Giorgio De Chirico, le mystère de la modernité
par Marie-Noëlle Doutreix
Les soixante et une œuvres de Giorgio De Chirico, léguées par la Fondation Giorgio et Isa de Chirico et exposées au Musée d’Art moderne, sont issues de la seconde partie de sa carrière, période qui après les années 1940 est couramment réduite à un retour au classicisme, et à la répétition de ses propres peintures. Le tournant classique s’effectue pourtant dès 1919, où il raconte avoir eu une révélation de ce qu’est la grande peinture, en découvrant le tableau de Titien L’amour sacré et l’amour profane. Après avoir beaucoup travaillé sur le motif et sur les associations d’objets, il décrète finalement que la force d’un tableau réside dans la façon de peindre et moins dans ce qui est peint. Il réaffirme la même année cette nouvelle façon d’appréhender la peinture dans un texte publié dans la revue d’art Valori Plastici à l’intérieur duquel il défend un retour à une technique picturale classique, inspirée des Grands Maîtres.

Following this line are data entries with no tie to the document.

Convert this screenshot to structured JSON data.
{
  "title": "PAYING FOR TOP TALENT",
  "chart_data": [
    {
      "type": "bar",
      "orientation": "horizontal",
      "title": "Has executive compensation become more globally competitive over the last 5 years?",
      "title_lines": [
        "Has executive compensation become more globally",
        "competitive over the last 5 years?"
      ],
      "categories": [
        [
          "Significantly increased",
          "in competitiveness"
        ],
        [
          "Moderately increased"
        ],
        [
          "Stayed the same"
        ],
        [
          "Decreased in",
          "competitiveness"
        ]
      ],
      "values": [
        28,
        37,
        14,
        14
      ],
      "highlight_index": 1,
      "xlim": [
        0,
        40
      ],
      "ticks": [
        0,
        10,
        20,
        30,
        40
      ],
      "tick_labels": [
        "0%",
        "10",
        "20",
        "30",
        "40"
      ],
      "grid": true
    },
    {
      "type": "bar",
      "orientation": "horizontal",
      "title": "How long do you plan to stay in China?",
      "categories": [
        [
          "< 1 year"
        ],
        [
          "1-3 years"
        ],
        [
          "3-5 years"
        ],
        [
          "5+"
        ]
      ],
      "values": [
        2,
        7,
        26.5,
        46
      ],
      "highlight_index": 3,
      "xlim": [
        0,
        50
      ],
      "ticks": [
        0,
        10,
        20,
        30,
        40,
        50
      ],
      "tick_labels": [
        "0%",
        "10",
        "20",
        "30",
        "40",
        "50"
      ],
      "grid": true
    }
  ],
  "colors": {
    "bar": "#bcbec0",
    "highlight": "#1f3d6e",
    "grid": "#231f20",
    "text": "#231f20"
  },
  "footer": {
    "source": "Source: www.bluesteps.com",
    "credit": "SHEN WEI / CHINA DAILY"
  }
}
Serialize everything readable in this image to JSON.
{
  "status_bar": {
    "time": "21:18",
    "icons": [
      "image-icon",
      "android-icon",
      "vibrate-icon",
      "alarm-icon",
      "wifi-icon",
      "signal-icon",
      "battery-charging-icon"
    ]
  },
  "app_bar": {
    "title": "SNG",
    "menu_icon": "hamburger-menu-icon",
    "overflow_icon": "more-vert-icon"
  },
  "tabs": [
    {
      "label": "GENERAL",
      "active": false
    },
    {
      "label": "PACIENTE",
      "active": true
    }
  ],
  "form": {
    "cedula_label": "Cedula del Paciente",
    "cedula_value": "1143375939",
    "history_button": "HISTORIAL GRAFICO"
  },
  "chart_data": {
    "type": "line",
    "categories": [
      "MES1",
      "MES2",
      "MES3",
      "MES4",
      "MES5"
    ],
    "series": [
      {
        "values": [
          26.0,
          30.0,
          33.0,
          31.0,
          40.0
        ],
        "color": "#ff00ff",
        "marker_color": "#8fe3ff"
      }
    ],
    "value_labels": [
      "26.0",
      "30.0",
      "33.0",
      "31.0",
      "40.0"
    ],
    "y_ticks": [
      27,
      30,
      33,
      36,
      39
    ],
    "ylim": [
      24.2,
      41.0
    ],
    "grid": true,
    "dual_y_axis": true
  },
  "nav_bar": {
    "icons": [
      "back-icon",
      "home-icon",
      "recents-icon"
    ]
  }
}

Le salut aux Argonautes partant, peint vers 1920, apparait représentatif de ces changements. En effet, bien que l’impression d’étrangeté ait survécue, les statues lancinantes se sont muées en nus humains, la perspective semble vraisemblable, et les bâtiments aux arcades démesurées affichent désormais des proportions irréprochables. D’où vient alors cette atmosphère énigmatique, maintenant que les ombres sont à leurs places et que des personnages occupent les lieux ? Peut-être du bateau à voile flottant au loin et évoquant irrémédiablement Ulysse et les mythes grecs, du vide de la place que même les occupants ne parviennent pas à cacher, ou bien de cette implacable immobilité qui transparait malgré les plis du drapé et le drapeau au vent.
Mais doit-on nécessairement comprendre le néo-classicisme comme une révolution, fut-elle régressive, dans l’œuvre de Giorgio De Chirico ? Ne pourrait-t-on considérer au contraire, que malgré l’anti modernité prônée et les écrits provocateurs de l’artiste, celui-ci n’ait en fait jamais renoncé à la modernité ? De la même façon, l’observation de ses peintures met en évidence son amour pour l’antique et le classique, influençant toute sa production, y compris la période métaphysique. Pour cet artiste ayant construit son propre mythe sur son ancrage biographique en Grèce et en Italie et sur les similitudes de sa vie avec les légendes mythologiques ; le retour vers la grande peinture s’inscrit dans une certaine continuité existentielle.